Diciamo sempre che occorre essere veloci quando arrivano gli aggiornamenti ma questa patch di WooCommerce in realtà devi proprio lasciarla perdere: ecco cosa sta succedendo.
Quando si è proprietari di un sito web raccomandiamo sempre di mantenere tutto nella versione più recente e aggiornata possibile.
Per questo ricordiamo quando vanno per esempio installati gli aggiornamenti di WordPress e rammentiamo a tutti che va monitorato anche lo stato di tutti i plugin che si utilizzano.
Questo perché gli sviluppatori degli elementi che utilizziamo ogni giorno per costruire siti con WordPress lavorano soprattutto per far sì che quello che offrono agli utenti sia sicuro e quindi a prova di hacker.
Stavolta però il consiglio è quello di non fare nulla e di non installare la patch di WooCommerce che invece ti viene offerta. Vediamo perché e che cosa rischi.

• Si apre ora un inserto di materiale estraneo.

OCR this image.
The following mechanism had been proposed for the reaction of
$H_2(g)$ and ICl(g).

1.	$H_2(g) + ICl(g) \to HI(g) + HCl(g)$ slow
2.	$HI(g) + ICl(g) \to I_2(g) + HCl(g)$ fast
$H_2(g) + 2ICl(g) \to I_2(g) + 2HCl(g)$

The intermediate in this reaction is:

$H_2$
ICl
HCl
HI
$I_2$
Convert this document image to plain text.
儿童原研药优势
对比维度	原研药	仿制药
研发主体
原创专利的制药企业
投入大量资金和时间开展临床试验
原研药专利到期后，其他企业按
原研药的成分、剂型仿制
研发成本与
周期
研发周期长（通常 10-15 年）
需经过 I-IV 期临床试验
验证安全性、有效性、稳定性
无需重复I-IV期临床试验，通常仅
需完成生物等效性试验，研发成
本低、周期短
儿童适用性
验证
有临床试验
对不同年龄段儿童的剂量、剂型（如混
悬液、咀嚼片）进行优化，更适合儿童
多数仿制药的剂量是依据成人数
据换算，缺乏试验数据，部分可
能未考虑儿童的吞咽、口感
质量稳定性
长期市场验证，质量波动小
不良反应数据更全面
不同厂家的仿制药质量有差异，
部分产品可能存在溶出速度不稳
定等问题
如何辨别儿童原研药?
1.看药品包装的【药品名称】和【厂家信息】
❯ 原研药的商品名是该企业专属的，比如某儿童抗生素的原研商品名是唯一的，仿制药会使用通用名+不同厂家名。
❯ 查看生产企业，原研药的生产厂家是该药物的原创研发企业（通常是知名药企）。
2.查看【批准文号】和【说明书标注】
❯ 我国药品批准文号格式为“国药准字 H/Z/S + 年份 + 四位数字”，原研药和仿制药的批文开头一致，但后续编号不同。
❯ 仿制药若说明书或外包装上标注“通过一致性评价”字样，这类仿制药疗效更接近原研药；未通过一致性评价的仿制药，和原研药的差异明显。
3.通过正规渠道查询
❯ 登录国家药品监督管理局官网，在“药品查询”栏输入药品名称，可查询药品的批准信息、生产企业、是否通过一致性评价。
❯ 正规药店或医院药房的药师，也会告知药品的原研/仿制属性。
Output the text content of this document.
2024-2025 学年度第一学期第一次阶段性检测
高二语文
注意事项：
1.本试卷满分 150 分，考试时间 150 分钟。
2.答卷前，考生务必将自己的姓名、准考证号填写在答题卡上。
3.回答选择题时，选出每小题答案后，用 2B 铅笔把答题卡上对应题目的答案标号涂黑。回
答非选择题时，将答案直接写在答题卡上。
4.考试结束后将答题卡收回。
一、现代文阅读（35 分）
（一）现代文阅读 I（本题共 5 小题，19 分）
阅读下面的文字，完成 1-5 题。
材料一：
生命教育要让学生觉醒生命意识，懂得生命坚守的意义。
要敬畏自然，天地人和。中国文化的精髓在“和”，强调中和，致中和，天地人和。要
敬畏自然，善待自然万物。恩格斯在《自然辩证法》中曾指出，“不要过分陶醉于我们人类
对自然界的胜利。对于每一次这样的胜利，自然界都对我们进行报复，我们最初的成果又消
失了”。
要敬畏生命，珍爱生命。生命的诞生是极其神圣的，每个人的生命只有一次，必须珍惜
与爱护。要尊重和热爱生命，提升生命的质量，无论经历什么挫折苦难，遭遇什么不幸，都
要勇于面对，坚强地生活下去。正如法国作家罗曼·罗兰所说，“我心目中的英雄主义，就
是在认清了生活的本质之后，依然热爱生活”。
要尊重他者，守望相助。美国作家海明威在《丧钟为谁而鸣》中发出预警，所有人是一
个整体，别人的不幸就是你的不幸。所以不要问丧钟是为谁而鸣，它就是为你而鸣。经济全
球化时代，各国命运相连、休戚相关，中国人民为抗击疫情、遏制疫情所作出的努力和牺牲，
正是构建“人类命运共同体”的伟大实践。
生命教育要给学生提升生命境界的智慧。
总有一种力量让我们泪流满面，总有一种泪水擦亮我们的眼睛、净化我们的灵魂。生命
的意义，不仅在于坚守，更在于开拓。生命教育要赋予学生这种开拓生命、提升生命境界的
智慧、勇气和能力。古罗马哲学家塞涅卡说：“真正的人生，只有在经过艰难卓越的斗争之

Questa patch di WooCommerce in realtà è un’arma
Il messaggio di allarme si è sparso rapidamente online, come sempre succede (e viene da dire per fortuna) quando si tratta di attacchi informatici, soprattutto perché essere tempestivi significa mettere al sicuro il maggior numero possibile di siti web potenzialmente attaccabili dai criminali informatici.
Stavolta l’allarme è arrivato da Patchstack, uno dei punti di riferimento quando si tratta di sicurezza dei plugin e degli elementi di WordPress.
Come spiegano gli esperti di Patchstack, siamo di fronte a una riedizione di un comportamento malevolo che si era già visto a dicembre del 2023; stavolta però a quanto pare il sistema è un po’ più sofisticato anche se nella base rimane lo stesso.
Quello che tanti utenti stanno ricevendo è un messaggio attraverso una email che invita a scaricare una patch di WooCommerce che dovrebbe servire a chiudere una falla nella sicurezza.
Il messaggio è talmente tanto ben studiato da raccontare anche quella che dovrebbe essere la fantomatica breccia che potrebbe aprirsi se la patch non venisse installata.
Il linguaggio utilizzato è quello classico che viene usato anche sui portali che si occupano di monitorare la sicurezza dei plugin. Lo abbiamo visto molte volte quando abbiamo parlato delle reali minacce che si trovano nei plugin.
Per questo la campagna di phishing è stata valutata come estremamente pericolosa dato che non cerca di trarre in inganno utenti poco accorti con premi o problemi vaghi, ma tenta di superare anche le remore di quelli che sono un po’ più esperti e che quindi sanno che cosa significa vulnerabilità e che cosa significa quando il proprio sito è esposto e potenzialmente attaccabile.
Se si clicca sul link che consente di scaricare la fantomatica patch di WooCommerce, quello che succede in realtà è che si installa un malware che crea un nuovo account amministratore.
Una volta che viene creato questo nuovo account amministratore che ovviamente è alla mercé dei criminali che hanno architettato l’attacco, il sito può essere utilizzato per portare avanti altre tipologie di attacco.
E l’attacco è talmente tanto ben studiato che la pagina su cui si viene mandati a scaricare la patch assomiglia in tutto e per tutto alla pagina ufficiale di WooCommerce.
C’è però un piccolo dettaglio che consente di riconoscere il sito per il pericolo che in realtà è, dato che i criminali informatici non hanno potuto utilizzare un dominio che fosse quello autentico woocommerce.com: hanno dovuto creare qualcosa che ci assomigliasse, ma al posto di una delle “e” c’è una “è”.
Questi sono quei dettagli cui neanche il criminale informatico più bravo può sottrarsi proprio perché, una volta che viene creato un dominio, non è possibile creare un indirizzo che sia in tutto e per tutto totalmente identico.